During this stage, the substance abuser may also be trying to adjust to new routines, new friends, and a career change. Rebuilding trust is one of the main goals of rehab. It may take time for the individual to work through these feelings and make amends with those who have hurt them. However, once they have made amends and begun rebuilding trust, this recovery stage can be positive.
Recovery starts with the first stage of treatment – stabilization. The addict will have realized that they have a problem and decide to seek treatment. However, they may not be sure that getting help will help them overcome their addiction. This stage of treatment is a time to learn new skills that may have aggravated their addiction. The person will need a healthy life and support system to continue their recovery.
The abstinence stage is one of the most important aspects of a successful drug and alcohol rehab recovery. The main goal of this stage is to remove the temptation of alcohol and other drugs, thus preventing relapse. This concept became famous in the ‘Alcoholics Anonymous program, where the basic principle is complete abstinence from alcohol. It was hailed as the most effective way to combat addiction. While abstinence is an ongoing challenge, the benefits of abstinence are immense.

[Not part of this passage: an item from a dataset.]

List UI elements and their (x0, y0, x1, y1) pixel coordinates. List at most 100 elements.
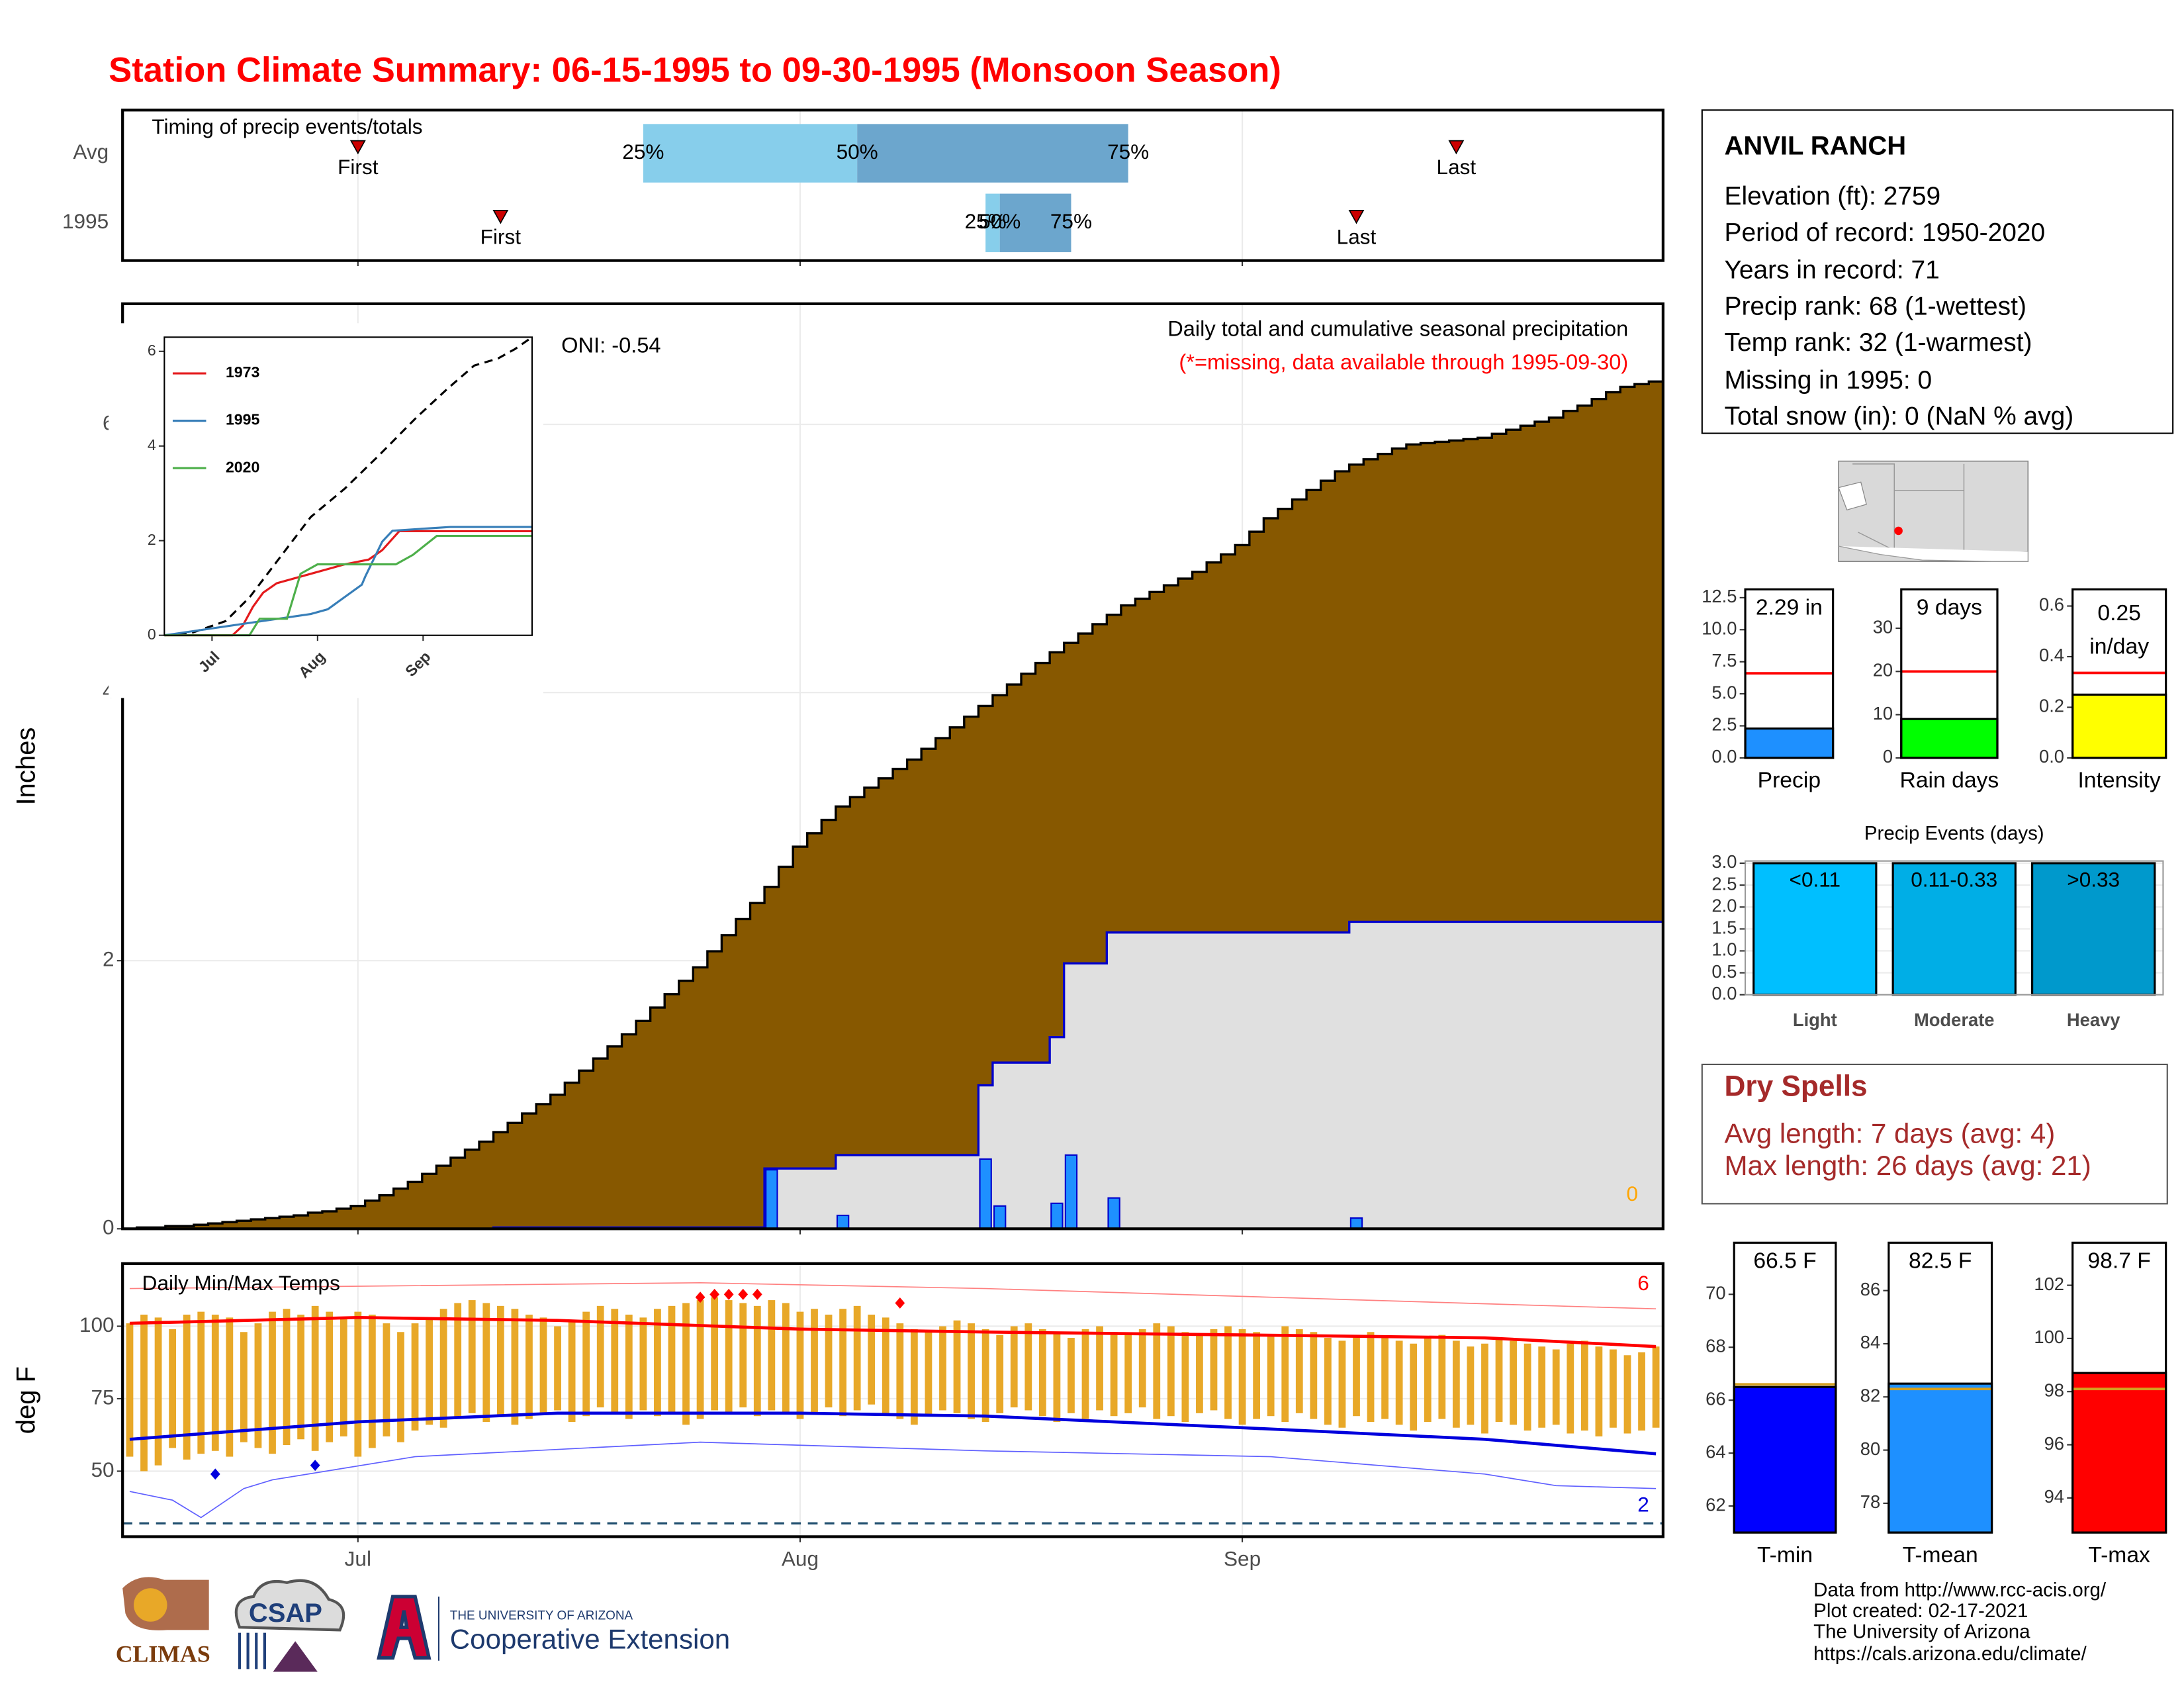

Self-care increase characterizes the Abstinence stage of a drug and alcohol rehab recovery. Unfortunately, many people in recovery skip this stage, but it’s essential to remember that lack of self-care was the primary cause of addiction. If you continue ignoring this goal, you will likely continue abusing drugs and alcohol. But the good news is that the abstinence stage will help you improve your self-care and give you a sense of control over your life.
During this stage, people build a sense of urgency about sobriety. They take action to change their lives and learn new skills. They join a gym or see a counselor. They may attempt to quit independently, but when triggers arise, they revert to abuse. This cycle of relapse is not only painful but also dangerous for recovering addicts and their loved ones.
The maintenance stage of drug and alcohol rehab recovery is where the recovering alcoholic learns healthy coping skills and integrates them into daily life. They also practice abstinence strategies. While the relapse risk remains low, there may still be occasional cravings. The newfound freedom helps to balance these feelings. During this stage, many people can enjoy life sober. For these reasons, it is crucial to seek help from a professional addiction counselor.
At the maintenance stage of drug and alcohol rehab recovery, the individual is no longer required to convince themselves that their behavior is disordered. However, they may still harbor some ambivalence about seeking and getting treatment. Support groups, life coaches, and online forums can be incredibly helpful throughout this stage. While making a change can be intimidating, sustaining sobriety and keeping a clean, sober lifestyle is possible.
The action stage of drug and alcohol rehab recovery begins with the addict putting together a plan for long-term abstinence. They will assess the ease of abstinence versus the difficulty of maintaining a drug-free life and come up with solutions for overcoming obstacles. The action stage can last anywhere from three to six months, depending on the severity of the addiction. Being honest with yourself and your therapist about your personal goals and needs is important.